How attackers are hijacking shipments

The FBI lays out a multi-stage playbook used by threat actors. Attackers first gain access to freight brokers' and carriers' systems through spoofed emails and fake web links — techniques the bureau says have been used since at least 2024. Phishing sites install remote monitoring software, giving intruders undetected access to accounts and internal systems.

Once inside, criminals post tens of thousands of fake freight listings to online load boards, impersonate legitimate companies, and trick carriers into downloading malicious files. Using stolen carrier identities, they then accept real shipments and reroute loads to complicit drivers. Cargo is frequently stolen for resale, and in some cases criminals demand ransoms for the location of diverted loads. The FBI also reports that threat actors alter compromised carriers' registration details with the Federal Motor Carrier Safety Administration (FMCSA) and update insurance records to mask their activity until brokers report missing shipments booked in the carrier's name.

An industry monitoring platform underscored the point: in February, Have I Been Squatted reported that the financially motivated group Diesel Vortex was stealing credentials from freight and logistics operators in the U.S. and Europe in phishing attacks that had been running since September 2025 and were using 52 domains.

FBI mitigation advice for freight brokers and carriers

To disrupt the chain of compromise, the FBI's PSA offers concrete steps. It urges transportation and logistics companies to verify all shipment requests through secondary channels, implement and enforce multi-factor authentication when possible, validate unexpected communications using a two-factor authentication process, and maintain detailed records of all vehicles and drivers. The bureau also recommends that victims file a complaint with the Internet Crime Complaint Center (IC3) in addition to filing police reports for stolen cargo.

Related cybercrime context: IC3 and the 2025 Internet Crime Report

The FBI released its 2025 Internet Crime Report earlier in the month. According to the report, IC3 received over 1 million complaints in 2025, linked to nearly $21 billion in reported losses from a range of cyber-enabled crimes, including investment scams, tech support fraud, business email compromise, and data breaches. The PSA identifies the transportation and logistics sectors specifically as targets — covering companies involved in shipping, receiving, delivering, and insuring cargo.

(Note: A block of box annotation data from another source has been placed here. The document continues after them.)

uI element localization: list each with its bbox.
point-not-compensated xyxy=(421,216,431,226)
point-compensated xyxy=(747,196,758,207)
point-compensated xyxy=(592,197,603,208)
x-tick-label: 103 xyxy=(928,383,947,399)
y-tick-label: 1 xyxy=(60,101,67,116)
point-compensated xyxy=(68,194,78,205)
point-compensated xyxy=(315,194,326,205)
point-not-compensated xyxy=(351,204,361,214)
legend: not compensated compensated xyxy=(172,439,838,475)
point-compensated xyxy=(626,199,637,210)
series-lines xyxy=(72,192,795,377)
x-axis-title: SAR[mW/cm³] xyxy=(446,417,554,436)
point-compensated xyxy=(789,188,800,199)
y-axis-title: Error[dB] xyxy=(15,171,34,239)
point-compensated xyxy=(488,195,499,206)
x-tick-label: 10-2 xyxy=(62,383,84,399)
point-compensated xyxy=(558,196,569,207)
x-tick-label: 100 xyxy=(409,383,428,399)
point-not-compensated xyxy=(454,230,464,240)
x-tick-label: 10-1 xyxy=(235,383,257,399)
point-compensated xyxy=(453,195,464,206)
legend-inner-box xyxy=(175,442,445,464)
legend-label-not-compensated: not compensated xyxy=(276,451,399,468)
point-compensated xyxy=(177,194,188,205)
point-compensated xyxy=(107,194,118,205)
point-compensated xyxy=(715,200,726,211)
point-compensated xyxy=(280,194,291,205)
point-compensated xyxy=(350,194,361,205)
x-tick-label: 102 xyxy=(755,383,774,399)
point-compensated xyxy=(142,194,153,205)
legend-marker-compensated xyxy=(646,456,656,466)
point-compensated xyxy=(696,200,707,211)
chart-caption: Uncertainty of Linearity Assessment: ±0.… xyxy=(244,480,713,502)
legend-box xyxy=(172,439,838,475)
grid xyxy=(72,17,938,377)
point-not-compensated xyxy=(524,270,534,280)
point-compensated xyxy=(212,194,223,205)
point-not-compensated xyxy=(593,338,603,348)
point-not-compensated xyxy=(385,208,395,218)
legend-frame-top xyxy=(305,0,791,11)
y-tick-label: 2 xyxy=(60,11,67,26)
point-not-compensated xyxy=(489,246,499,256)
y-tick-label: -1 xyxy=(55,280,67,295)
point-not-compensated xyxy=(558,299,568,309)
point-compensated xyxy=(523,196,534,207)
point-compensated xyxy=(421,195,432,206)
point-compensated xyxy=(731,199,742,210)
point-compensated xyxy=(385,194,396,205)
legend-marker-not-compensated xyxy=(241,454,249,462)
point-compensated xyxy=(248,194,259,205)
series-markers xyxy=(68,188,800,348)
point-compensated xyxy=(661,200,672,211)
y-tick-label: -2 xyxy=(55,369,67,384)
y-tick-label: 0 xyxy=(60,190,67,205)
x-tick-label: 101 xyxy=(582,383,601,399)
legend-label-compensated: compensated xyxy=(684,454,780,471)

How freight brokers and carriers, insurers, and the FMCSA will be affected

  • Freight brokers and carriers: The FBI's advisory makes clear these organizations must treat load-board listings and unexpected booking notices with heightened suspicion, verify requests via secondary channels, and harden access with multi-factor authentication to reduce credential theft and account takeover.
  • Insurers and underwriters: Because attackers have been updating insurance records and carrier registrations, insurers should expect attempts to alter policy and registration data; the PSA implies a need for stricter validation of policy changes tied to carrier identities.
  • The Federal Motor Carrier Safety Administration (FMCSA) and law enforcement: The FBI reports attackers are altering FMCSA registration details, which will complicate attribution and response. FMCSA records and police reports will likely be necessary tools for detecting and unraveling these schemes once brokers alert authorities to missing shipments.

The FBI's PSA frames cyber-enabled cargo theft not as isolated fraud but as a coordinated campaign that combines credential theft, impersonation on load boards, administrative tampering with regulatory and insurance records, and on-the-ground diversion. Losses approaching $725 million and an average theft value near $274,000 show the financial scale; the bureau's guidance — verify, authenticate, document, and report to IC3 and police — is the current line of defense the agency offers to an industry now squarely in attackers' sights.